The idea is “worth discussing and underlines the strength and depth of the relationship that Australia and the UK feel they have with Israel,” Pyne added.
During the panel, Pyne explained that Israel would have to resolve its major differences with the Five Eyes on foreign and defense policy.
“Israel had a different approach to Russia than the Five Eyes…Russia is deeply embedded in the Middle East,” Pyne said.
In addition, he said, “Israel doesn’t think about China the way Australia thinks about China. Israel would have to be rethinking that, beyond the economic relationship.”
And Israel must realize that “the Five Eyes is an intelligence gathering and sharing organization... That level of a relationship means you can’t go backwards. You can’t leave the Five Eyes.”
Pyne is also the chairman of the Australia-United Arab Emirates business council, and enthusiastically supported the Abraham Accords, Israel’s diplomatic relations with the UAE and Bahrain.
“This is a tremendous and astonishing step forward for Israel…and I look forward to them doing so with other Arab nations,” he said.
The former defense minister called on the Palestinians to recognize the accords “as a hinge moment for them to re-engage meaningfully in the peace process...The Palestinians can see their former allies and supporters saying it’s time to talk ...This is an opportunity for them.”
AUSTRALIA IS not a party to the Joint Comprehensive Plan of Action, the 2015 Iran Deal, but holds a position similar to Europe, that “the JCPOA is better than no deal at all,” though “there should be greater oversight of the Iranian [nuclear] program,” Pyne said.
Still, Pyne said he understood why the UAE, Bahrain and Saudi Arabia, which “face an existential threat not dissimilar to Israel,” consider Iran’s nuclear ambitions their top priority. They should have an influence on the expected new negotiations, if the US rejoins the JCPOA under US President-elect Joe Biden.
Pyne said he was glad it would soon be easier to find flights between Israel and Australia, now that Dubai is a possible stopover. “When international travel starts to normalize over the next two years…there will be heightened interest in two-way travel between Israel and Australia,” he said.

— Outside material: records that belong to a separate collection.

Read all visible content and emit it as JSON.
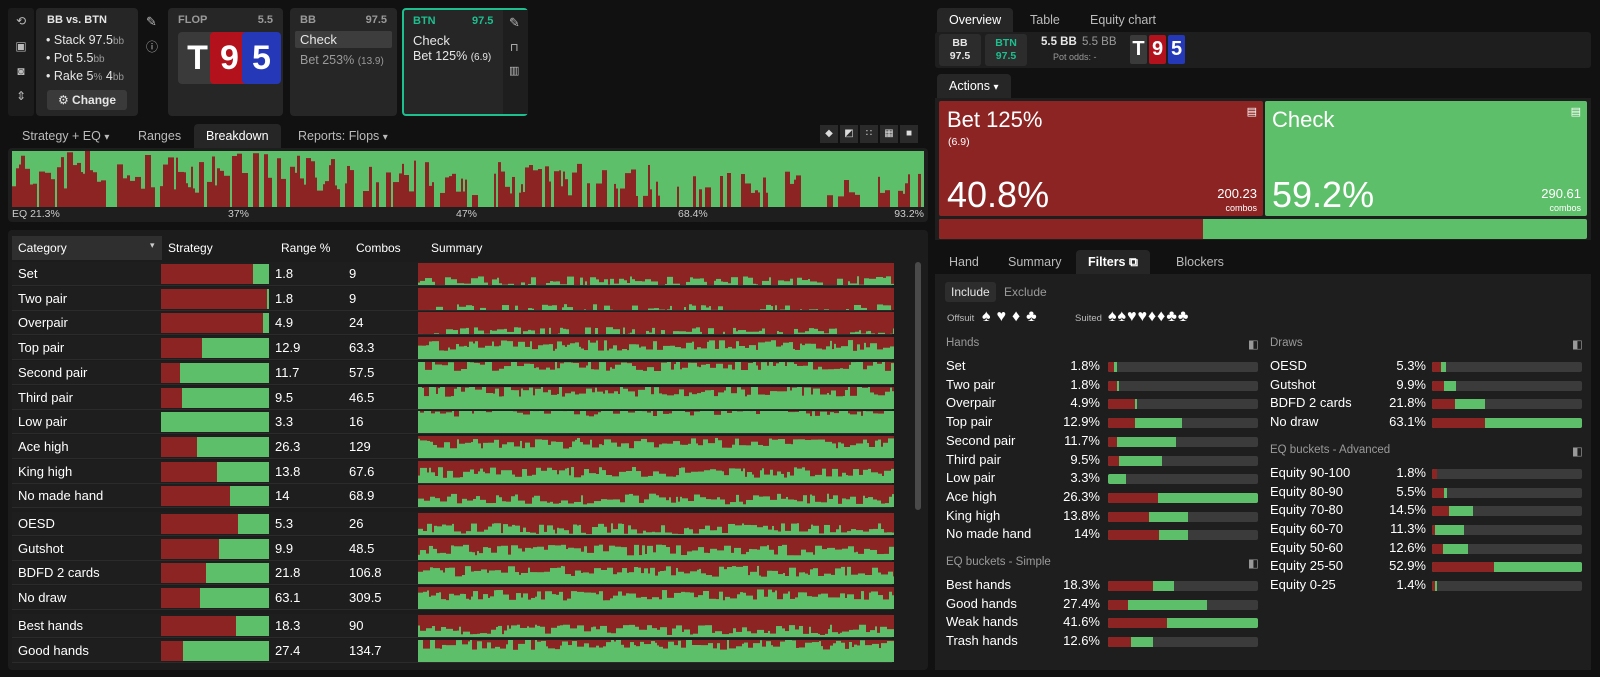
{
  "colors": {
    "bet": "#8d2424",
    "check": "#5ebf6a",
    "accent": "#1dbf8f"
  },
  "left_icons": [
    "undo-icon",
    "save-icon",
    "gamepad-icon",
    "expand-vertical-icon"
  ],
  "info": {
    "title": "BB vs. BTN",
    "stack_label": "Stack",
    "stack_val": "97.5",
    "pot_label": "Pot",
    "pot_val": "5.5",
    "rake_label": "Rake",
    "rake_pct": "5",
    "rake_cap": "4",
    "bb": "bb",
    "pct": "%",
    "change": "Change"
  },
  "flop": {
    "label": "FLOP",
    "pot": "5.5",
    "cards": [
      {
        "rank": "T",
        "color": "#3a3a3a"
      },
      {
        "rank": "9",
        "color": "#b3121c"
      },
      {
        "rank": "5",
        "color": "#2438b8"
      }
    ]
  },
  "bb_card": {
    "label": "BB",
    "stack": "97.5",
    "action1": "Check",
    "action2": "Bet 253%",
    "action2_sub": "(13.9)"
  },
  "btn_card": {
    "label": "BTN",
    "stack": "97.5",
    "action1": "Check",
    "action2": "Bet 125%",
    "action2_sub": "(6.9)"
  },
  "tabs": [
    "Strategy + EQ",
    "Ranges",
    "Breakdown",
    "Reports: Flops"
  ],
  "eq_ticks": [
    "EQ 21.3%",
    "37%",
    "47%",
    "68.4%",
    "93.2%"
  ],
  "table": {
    "headers": [
      "Category",
      "Strategy",
      "Range %",
      "Combos",
      "Summary"
    ],
    "rows": [
      {
        "name": "Set",
        "bet": 0.85,
        "range": "1.8",
        "combos": "9",
        "group": 1
      },
      {
        "name": "Two pair",
        "bet": 0.98,
        "range": "1.8",
        "combos": "9",
        "group": 1
      },
      {
        "name": "Overpair",
        "bet": 0.94,
        "range": "4.9",
        "combos": "24",
        "group": 1
      },
      {
        "name": "Top pair",
        "bet": 0.38,
        "range": "12.9",
        "combos": "63.3",
        "group": 1
      },
      {
        "name": "Second pair",
        "bet": 0.18,
        "range": "11.7",
        "combos": "57.5",
        "group": 1
      },
      {
        "name": "Third pair",
        "bet": 0.19,
        "range": "9.5",
        "combos": "46.5",
        "group": 1
      },
      {
        "name": "Low pair",
        "bet": 0.0,
        "range": "3.3",
        "combos": "16",
        "group": 1
      },
      {
        "name": "Ace high",
        "bet": 0.33,
        "range": "26.3",
        "combos": "129",
        "group": 1
      },
      {
        "name": "King high",
        "bet": 0.52,
        "range": "13.8",
        "combos": "67.6",
        "group": 1
      },
      {
        "name": "No made hand",
        "bet": 0.64,
        "range": "14",
        "combos": "68.9",
        "group": 1
      },
      {
        "name": "OESD",
        "bet": 0.71,
        "range": "5.3",
        "combos": "26",
        "group": 2
      },
      {
        "name": "Gutshot",
        "bet": 0.54,
        "range": "9.9",
        "combos": "48.5",
        "group": 2
      },
      {
        "name": "BDFD 2 cards",
        "bet": 0.42,
        "range": "21.8",
        "combos": "106.8",
        "group": 2
      },
      {
        "name": "No draw",
        "bet": 0.36,
        "range": "63.1",
        "combos": "309.5",
        "group": 2
      },
      {
        "name": "Best hands",
        "bet": 0.69,
        "range": "18.3",
        "combos": "90",
        "group": 3
      },
      {
        "name": "Good hands",
        "bet": 0.2,
        "range": "27.4",
        "combos": "134.7",
        "group": 3
      }
    ]
  },
  "right_tabs": [
    "Overview",
    "Table",
    "Equity chart"
  ],
  "pot_info": {
    "bb_label": "BB",
    "bb_stack": "97.5",
    "btn_label": "BTN",
    "btn_stack": "97.5",
    "pot": "5.5 BB",
    "pot2": "5.5 BB",
    "odds_label": "Pot odds:",
    "odds_val": "-"
  },
  "actions_label": "Actions",
  "actions": [
    {
      "name": "Bet 125%",
      "sub": "(6.9)",
      "pct": "40.8%",
      "combos": "200.23",
      "combos_label": "combos",
      "value": 40.8
    },
    {
      "name": "Check",
      "sub": "",
      "pct": "59.2%",
      "combos": "290.61",
      "combos_label": "combos",
      "value": 59.2
    }
  ],
  "filter_tabs": [
    "Hand",
    "Summary",
    "Filters",
    "Blockers"
  ],
  "include": "Include",
  "exclude": "Exclude",
  "offsuit": "Offsuit",
  "suited": "Suited",
  "suit_icons": [
    "♠",
    "♥",
    "♦",
    "♣"
  ],
  "filters_left": {
    "title": "Hands",
    "rows": [
      {
        "name": "Set",
        "pct": "1.8%",
        "bet": 0.04,
        "fill": 0.06
      },
      {
        "name": "Two pair",
        "pct": "1.8%",
        "bet": 0.06,
        "fill": 0.07
      },
      {
        "name": "Overpair",
        "pct": "4.9%",
        "bet": 0.18,
        "fill": 0.19
      },
      {
        "name": "Top pair",
        "pct": "12.9%",
        "bet": 0.18,
        "fill": 0.49
      },
      {
        "name": "Second pair",
        "pct": "11.7%",
        "bet": 0.06,
        "fill": 0.45
      },
      {
        "name": "Third pair",
        "pct": "9.5%",
        "bet": 0.07,
        "fill": 0.36
      },
      {
        "name": "Low pair",
        "pct": "3.3%",
        "bet": 0.0,
        "fill": 0.12
      },
      {
        "name": "Ace high",
        "pct": "26.3%",
        "bet": 0.33,
        "fill": 1.0
      },
      {
        "name": "King high",
        "pct": "13.8%",
        "bet": 0.27,
        "fill": 0.53
      },
      {
        "name": "No made hand",
        "pct": "14%",
        "bet": 0.34,
        "fill": 0.53
      }
    ],
    "title2": "EQ buckets - Simple",
    "rows2": [
      {
        "name": "Best hands",
        "pct": "18.3%",
        "bet": 0.3,
        "fill": 0.44
      },
      {
        "name": "Good hands",
        "pct": "27.4%",
        "bet": 0.13,
        "fill": 0.66
      },
      {
        "name": "Weak hands",
        "pct": "41.6%",
        "bet": 0.39,
        "fill": 1.0
      },
      {
        "name": "Trash hands",
        "pct": "12.6%",
        "bet": 0.15,
        "fill": 0.3
      }
    ]
  },
  "filters_right": {
    "title": "Draws",
    "rows": [
      {
        "name": "OESD",
        "pct": "5.3%",
        "bet": 0.06,
        "fill": 0.09
      },
      {
        "name": "Gutshot",
        "pct": "9.9%",
        "bet": 0.08,
        "fill": 0.16
      },
      {
        "name": "BDFD 2 cards",
        "pct": "21.8%",
        "bet": 0.15,
        "fill": 0.35
      },
      {
        "name": "No draw",
        "pct": "63.1%",
        "bet": 0.35,
        "fill": 1.0
      }
    ],
    "title2": "EQ buckets - Advanced",
    "rows2": [
      {
        "name": "Equity 90-100",
        "pct": "1.8%",
        "bet": 0.03,
        "fill": 0.03
      },
      {
        "name": "Equity 80-90",
        "pct": "5.5%",
        "bet": 0.08,
        "fill": 0.1
      },
      {
        "name": "Equity 70-80",
        "pct": "14.5%",
        "bet": 0.11,
        "fill": 0.27
      },
      {
        "name": "Equity 60-70",
        "pct": "11.3%",
        "bet": 0.02,
        "fill": 0.21
      },
      {
        "name": "Equity 50-60",
        "pct": "12.6%",
        "bet": 0.07,
        "fill": 0.24
      },
      {
        "name": "Equity 25-50",
        "pct": "52.9%",
        "bet": 0.41,
        "fill": 1.0
      },
      {
        "name": "Equity 0-25",
        "pct": "1.4%",
        "bet": 0.02,
        "fill": 0.03
      }
    ]
  }
}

Pyne also commented on the current tensions between Australia and China.
Australia relies heavily on trade from China, which has placed tariffs on Australian imports and listed 13 grievances against Canberra. Last week, a Chinese government spokesperson tweeted a doctored photo of an Australian soldier holding a knife to an Afghan child’s throat, driving Australian Prime Minister Scott Morrison to demand an apology.
Much analysis of their tensions has focused on Australia being the first country to demand  an investigation into the origins of COVID-19, first detected in Wuhan, China.
Pyne, however, said there was no controversy there as China voted in favor of investigating the origins of the coronavirus in the UN, just like Australia.
Pyne thinks that China is most upset that Australia in 2018, banned companies with links to the Chinese government, such as Huawei, from being involved in its telecommunications infrastructure.
“It was the right decision, but obviously had the impact of seriously annoying China.”
Pyne also said “China is trying to squeeze Australia because of our close relationship with the US and values-based foreign and defense policy...We have ups and downs with the China-Australia relationship,” he said. “We have come through before and will come through this as well.”